E ancora: non è trascurabile, sotto il profilo giuridico, l’ulteriore condotta posta in essere da Mevia, la quale, non prestando più assistenza alla zia Caia da 6 mesi, si è resa inadempiente di fatto rispetto alle prestazioni oggetto del contratto.
Sul punto va menzionata una pronuncia della Cassazione, che ha stabilito che “nel contratto atipico di vitalizio alimentare con cessione della nuda proprietà dell’immobile, l’inadempimento di prendersi cura sotto il profilo materiale e morale del proprietario della casa si ripercuote sul diritto ad acquisire la proprietà dell’immobile”. (Cass.
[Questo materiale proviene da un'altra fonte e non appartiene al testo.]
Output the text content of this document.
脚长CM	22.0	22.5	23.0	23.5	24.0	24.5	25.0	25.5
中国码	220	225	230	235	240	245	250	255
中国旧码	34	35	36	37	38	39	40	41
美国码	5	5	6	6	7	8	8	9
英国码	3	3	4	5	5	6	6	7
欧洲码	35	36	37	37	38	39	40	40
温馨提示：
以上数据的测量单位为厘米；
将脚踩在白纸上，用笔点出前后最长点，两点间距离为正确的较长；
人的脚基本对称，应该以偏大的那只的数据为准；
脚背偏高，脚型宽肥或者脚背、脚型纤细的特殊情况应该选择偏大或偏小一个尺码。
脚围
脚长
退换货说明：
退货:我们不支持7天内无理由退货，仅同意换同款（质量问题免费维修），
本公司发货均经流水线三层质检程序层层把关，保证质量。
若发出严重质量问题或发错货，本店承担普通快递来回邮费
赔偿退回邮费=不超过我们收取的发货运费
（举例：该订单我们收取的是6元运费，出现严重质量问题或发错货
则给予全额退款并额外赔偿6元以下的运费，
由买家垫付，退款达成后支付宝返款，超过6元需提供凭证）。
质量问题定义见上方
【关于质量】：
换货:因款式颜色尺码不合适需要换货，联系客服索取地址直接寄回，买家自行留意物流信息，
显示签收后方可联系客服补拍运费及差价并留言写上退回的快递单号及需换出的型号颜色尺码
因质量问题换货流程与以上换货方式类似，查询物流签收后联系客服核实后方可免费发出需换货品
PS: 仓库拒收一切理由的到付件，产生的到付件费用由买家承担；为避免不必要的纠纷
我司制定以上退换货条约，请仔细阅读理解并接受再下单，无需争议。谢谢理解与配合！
Civ, Sez. III, 21/06/2016, n. 12746).
Secondo la Cassazione, siamo di fronte ad una ipotesi tipica di inadempimento contrattuale ex art. 1453 c.c.
Per quanto sopra esposto, si può concludere in questi termini:
1) il contratto stipulato tra Mevia e Caia è un contratto atipico e configura lo schema del c.d. “vitalizio alimentare” o “mantenimento”, avente carattere aleatorio;
2) Caia ha titolo per proporre domanda di nullità per difetto di causa (essendo venuto a mancare l’elemento dell’alea);
3) in subordine Caia, in caso di mancato accoglimento della propria domanda di nullità, può chiedere la risoluzione del contratto ai sensi dell’art. 1453 c.c. e relativo risarcimento del danno nei confronti della nipote Mevia, la quale è inadempiente per non avere ottemperato ai compiti di assistenza derivanti dalla propria obbligazione, o comunque può chiedere l’adempimento della prestazione stessa.